I've spent a while messing around with Natty on the Samsung 9 Series and wanted to share my experiences here. I am focusing on Kubuntu 32bit 11.04 in this write-up.
I've tried a variety of installations, both 32 and 64 bit, 10.04, 10.10 and 11.04, ubuntu and kubuntu, none of which worked perfectly out of the box (wireless being the main problem). I also tried Fedora and CrunchBang but Ubuntu offered the best out-of-box experience.
I noticed that installing from my USB CD drive I had to plug the data line into the right USB port and the power line into the left, which is apparently to do with the left USB being USB3.0.
My issues are:
- Wireless was not working at all (although it worked in ubuntu 11.04 32bit, but for some reason did not detect my wireless network even though it detected other wireless networks in the area). Strangely, wireless worked on the kubuntu live disc but not on my install.
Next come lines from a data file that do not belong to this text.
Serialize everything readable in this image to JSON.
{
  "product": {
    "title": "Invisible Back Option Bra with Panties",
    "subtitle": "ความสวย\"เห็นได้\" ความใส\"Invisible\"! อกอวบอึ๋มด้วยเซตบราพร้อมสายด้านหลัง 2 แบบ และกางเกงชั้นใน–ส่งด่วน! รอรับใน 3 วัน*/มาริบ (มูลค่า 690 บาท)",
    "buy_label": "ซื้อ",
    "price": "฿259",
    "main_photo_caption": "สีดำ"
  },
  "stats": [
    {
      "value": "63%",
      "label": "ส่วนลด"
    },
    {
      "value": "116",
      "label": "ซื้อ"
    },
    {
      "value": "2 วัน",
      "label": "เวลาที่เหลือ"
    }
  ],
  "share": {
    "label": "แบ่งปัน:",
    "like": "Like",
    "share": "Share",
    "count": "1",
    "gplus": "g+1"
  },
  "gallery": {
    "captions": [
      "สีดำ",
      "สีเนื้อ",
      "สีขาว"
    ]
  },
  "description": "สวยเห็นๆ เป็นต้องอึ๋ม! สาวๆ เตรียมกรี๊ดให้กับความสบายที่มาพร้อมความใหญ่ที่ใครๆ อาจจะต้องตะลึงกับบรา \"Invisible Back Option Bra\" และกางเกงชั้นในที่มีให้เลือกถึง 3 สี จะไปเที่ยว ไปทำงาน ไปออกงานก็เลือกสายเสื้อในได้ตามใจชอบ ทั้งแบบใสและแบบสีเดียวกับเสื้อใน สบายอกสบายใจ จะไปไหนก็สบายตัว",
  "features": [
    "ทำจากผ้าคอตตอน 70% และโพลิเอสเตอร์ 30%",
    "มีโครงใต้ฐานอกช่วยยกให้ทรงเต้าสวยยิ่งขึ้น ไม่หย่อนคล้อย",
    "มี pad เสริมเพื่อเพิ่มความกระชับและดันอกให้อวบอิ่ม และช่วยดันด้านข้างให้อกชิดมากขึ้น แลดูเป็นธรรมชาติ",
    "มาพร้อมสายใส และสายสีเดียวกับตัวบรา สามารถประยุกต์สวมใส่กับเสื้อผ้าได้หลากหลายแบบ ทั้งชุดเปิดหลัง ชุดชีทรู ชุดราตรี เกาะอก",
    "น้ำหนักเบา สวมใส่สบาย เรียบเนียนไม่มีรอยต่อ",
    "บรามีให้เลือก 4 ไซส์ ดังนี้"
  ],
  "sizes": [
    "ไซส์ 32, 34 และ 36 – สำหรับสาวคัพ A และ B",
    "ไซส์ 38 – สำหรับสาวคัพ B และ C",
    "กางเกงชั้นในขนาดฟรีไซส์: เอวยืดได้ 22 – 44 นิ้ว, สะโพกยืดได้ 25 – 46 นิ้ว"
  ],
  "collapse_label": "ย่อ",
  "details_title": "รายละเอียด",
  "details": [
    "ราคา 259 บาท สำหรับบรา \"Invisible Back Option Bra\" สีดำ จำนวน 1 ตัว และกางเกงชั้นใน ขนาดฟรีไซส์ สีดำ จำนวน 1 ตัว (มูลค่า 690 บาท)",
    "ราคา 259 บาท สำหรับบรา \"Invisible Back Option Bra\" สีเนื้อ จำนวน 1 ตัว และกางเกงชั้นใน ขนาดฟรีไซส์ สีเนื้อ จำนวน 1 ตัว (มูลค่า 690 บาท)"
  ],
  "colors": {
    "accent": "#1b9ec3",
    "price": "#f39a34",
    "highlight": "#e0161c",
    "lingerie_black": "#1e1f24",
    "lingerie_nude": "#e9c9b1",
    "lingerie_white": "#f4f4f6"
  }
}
- Keyboard backlight adjustment does not work. (Fn F7/F8 )
- Sleep function when closing the laptop lid - the laptop did not wake up and required a hard-shutdown. When I open the laptop lid, the blue power LED is fading in and out, presumably indicating sleep mode. I press the power button and the LED goes solid blue, but the screen and keyboard backlights remain off, and the harddisk LED goes on for about half a second then remains off. From here I must hard-shutdown (push the power button for five seconds).
-wireless on/off keyboard function key does nothing (Fn F12) but turning wireless off in network manager does work.
Things that worked straight away:
-accurate display resolution (did not work on 10.04, stuck in 1024 x 768 )
-sound
-screen brightness adjustment keyboard function keys (Fn F2/F3)
-volume adjustment keyboard function keys (Fn F10/F11)
-volum mute keyboard function key (Fn F9)
-trackpad on/off keyboard function key (Fn F5)
-wired ethernet connection
-mouse vertical scrolling on the trackpad
-webcam (tested by opening video settings in kopete, and it worked straight up)
-bluetooth (tested with HTC Desire, worked perfectly)
-headphones jack
Things I have not yet tested (I'm sure there are more):
-USB 3.0 speeds
-HDMI output
-64bit 11.04 distros
If anyone wants me to do some tests please feel free to ask and I will do my best to provide info. Overall support for this laptop by ubuntu out of the box is very good. But wireless is the big killer for me so any help with that is much appreciated.
MY ATTEMPTS TO FIX WIRELESS SO FAR:
any help fixing this is much appreciated
The samsung 9 series laptop uses the Broadcom BCM43225 device, which is listed in the broadcom-STA-common package (which is not installed by default and I do not install it). On a fresh install, wireless was not working at all. I managed to get the wireless card to detect wireless networks in Kubuntu using the info earlier in this topic. I ran the command
sudo apt-get --reinstall install bcmwl-kernel-source
and this enabled me to see wireless networks, which I could not see with a fresh install. However it did not detect all the networks in the area, and my network was one that was not detected. To try to fix this I removed the version of bcmwl-kernel-source and downloaded an older version of bcmwl-kernel-source from
http://packages.ubuntu.com/maverick/bcmwl-kernel-source
and installed it by double clicking the downloaded deb package. This 'fix' was from
http://ubuntuforums.org/showthread.php?t=1700897&page=2
Unfortunately there was no difference running the maverick version. My network still did not show up. I also tried the lucid version but the install caused crashing so I replaced them with the natty version again.
The networks that are currently detected are all about 20-35% strength and have a variety of security (WPA-PSK and WEP).
My network is detected and I can connect to it with Kubuntu 10.04 32bit installed and with bcmwl-kernel-source reinstalled.
I have a Dlink DIR-855 router which I doubt is the problem since every other device (including three desktops with wireless cards, four laptops and four mobile phones) works fine with that router. The network is not hidden.
Any suggestions of how to investigate this problem would be most welcome, as a laptop without wireless network is pretty-much pointless.